What the No Adversarial AI Act Does:
- Creates a public list of AI systems developed by foreign adversaries, maintained and updated by the Federal Acquisition Security Council.
- Prohibits executive agencies from acquiring or using adversary-developed AI—except in narrow cases such as research, counterterrorism, or mission-critical needs.
- Establishes a delisting process for companies that can demonstrate they are free from foreign adversary control or influence.
“Artificial intelligence controlled by foreign adversaries poses a direct threat to our national security, our data, and our government operations,” said Ranking Member Raja Krishnamoorthi. “We cannot allow hostile regimes to embed their code in our most sensitive systems. This bipartisan legislation will create a clear firewall between foreign adversary AI and the U.S. government, protecting our institutions and the American people.
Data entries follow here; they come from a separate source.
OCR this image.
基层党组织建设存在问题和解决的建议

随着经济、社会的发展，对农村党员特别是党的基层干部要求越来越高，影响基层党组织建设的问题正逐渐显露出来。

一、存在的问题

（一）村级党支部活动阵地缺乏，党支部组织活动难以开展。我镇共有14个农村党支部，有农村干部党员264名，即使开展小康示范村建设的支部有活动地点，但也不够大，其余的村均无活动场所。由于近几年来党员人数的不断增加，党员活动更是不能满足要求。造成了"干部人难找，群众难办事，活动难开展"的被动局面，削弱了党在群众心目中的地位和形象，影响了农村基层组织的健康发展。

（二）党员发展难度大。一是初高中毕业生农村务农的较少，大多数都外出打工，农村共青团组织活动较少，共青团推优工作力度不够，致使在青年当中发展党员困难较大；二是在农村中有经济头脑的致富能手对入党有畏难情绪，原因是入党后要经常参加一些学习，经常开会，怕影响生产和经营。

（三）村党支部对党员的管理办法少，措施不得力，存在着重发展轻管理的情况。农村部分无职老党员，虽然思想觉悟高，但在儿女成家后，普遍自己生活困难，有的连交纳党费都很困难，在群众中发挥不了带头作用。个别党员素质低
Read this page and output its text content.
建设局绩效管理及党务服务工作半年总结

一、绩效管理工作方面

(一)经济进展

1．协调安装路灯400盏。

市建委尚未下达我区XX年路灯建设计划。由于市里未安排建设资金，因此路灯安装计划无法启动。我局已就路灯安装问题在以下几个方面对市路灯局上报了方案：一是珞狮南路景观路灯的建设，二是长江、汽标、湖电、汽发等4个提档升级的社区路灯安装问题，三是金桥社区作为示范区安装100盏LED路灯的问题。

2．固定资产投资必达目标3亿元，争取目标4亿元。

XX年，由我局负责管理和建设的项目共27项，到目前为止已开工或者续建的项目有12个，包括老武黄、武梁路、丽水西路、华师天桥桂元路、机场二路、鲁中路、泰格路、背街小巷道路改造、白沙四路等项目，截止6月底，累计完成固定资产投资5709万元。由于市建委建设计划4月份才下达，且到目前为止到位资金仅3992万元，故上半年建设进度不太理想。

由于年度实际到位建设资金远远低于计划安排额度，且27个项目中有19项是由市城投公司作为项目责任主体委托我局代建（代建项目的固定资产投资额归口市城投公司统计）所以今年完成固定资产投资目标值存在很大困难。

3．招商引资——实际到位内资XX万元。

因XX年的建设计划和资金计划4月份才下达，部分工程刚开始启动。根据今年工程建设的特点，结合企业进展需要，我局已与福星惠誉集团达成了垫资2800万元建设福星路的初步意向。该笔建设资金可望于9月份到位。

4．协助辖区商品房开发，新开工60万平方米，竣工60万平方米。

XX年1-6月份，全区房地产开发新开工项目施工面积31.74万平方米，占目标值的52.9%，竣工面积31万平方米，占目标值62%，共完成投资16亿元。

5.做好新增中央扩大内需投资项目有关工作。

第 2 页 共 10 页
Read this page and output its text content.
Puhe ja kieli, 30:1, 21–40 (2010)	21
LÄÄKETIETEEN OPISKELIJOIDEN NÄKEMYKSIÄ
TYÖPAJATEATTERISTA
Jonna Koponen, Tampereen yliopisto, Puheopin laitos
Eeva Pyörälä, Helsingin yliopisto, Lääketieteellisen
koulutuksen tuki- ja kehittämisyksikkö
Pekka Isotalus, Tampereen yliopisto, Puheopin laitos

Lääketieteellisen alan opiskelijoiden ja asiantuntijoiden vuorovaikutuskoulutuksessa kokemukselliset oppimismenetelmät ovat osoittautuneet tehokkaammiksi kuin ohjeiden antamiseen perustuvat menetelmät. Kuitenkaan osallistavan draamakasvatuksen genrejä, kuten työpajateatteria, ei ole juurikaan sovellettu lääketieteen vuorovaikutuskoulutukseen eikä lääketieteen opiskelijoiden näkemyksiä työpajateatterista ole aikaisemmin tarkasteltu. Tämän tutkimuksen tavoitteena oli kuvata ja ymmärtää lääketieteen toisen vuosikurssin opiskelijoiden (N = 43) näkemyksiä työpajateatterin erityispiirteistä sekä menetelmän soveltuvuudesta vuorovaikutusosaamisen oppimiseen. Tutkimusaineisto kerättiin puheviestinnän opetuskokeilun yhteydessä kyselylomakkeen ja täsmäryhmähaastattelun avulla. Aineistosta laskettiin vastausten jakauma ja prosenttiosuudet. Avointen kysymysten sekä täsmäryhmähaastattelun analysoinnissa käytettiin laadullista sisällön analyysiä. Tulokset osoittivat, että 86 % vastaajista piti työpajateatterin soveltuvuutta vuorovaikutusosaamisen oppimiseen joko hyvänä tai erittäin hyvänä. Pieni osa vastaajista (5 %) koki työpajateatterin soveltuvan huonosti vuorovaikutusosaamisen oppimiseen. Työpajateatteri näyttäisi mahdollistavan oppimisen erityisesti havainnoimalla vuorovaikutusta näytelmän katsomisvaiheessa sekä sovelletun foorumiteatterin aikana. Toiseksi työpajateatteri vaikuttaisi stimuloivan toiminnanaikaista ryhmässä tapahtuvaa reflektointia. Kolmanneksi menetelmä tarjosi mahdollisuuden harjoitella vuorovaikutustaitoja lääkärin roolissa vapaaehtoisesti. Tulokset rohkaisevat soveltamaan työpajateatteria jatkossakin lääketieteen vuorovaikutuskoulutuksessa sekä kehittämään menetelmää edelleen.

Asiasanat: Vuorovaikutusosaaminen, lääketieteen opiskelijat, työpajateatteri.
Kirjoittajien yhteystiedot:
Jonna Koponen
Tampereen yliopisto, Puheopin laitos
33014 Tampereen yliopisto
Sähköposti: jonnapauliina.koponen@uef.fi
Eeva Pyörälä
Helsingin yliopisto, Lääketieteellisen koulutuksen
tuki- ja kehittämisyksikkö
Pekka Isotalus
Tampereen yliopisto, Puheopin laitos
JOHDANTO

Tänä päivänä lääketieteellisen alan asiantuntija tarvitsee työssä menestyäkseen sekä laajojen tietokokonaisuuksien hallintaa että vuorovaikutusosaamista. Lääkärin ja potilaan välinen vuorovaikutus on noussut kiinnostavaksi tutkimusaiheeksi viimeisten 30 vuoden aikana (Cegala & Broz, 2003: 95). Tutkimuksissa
Chinese, Russian, and other adversary AI systems simply do not belong on government devices, and certainly shouldn’t be entrusted with government data.”
Senator Rick Scott said, “The Communist Chinese regime will use any means necessary to spy, steal, and undermine the United States, and as AI technology advances, we must do more to protect our national security and stop adversarial regimes from using technology against us. With clear evidence that China can have access to U.S. user data on AI systems, it’s absolutely insane for our own federal agencies to be using these dangerous platforms and subject our government to Beijing’s control. Our No Adversarial AI Act will stop this direct threat to our national security and keep the American government’s sensitive data out of enemy hands.”
The legislation marks a major action in the Select Committee’s AI campaign, which aims to secure U.S. AI supply chains, enforce robust export controls, and ensure American innovation does not fuel authoritarian surveillance or military systems abroad.
Today’s hearing and legislation continues the series of new proposals and messaging the Committee will roll out this summer to confront the CCP’s exploitation of U.S. innovation and prevent American technology from fueling Beijing’s AI ambitions.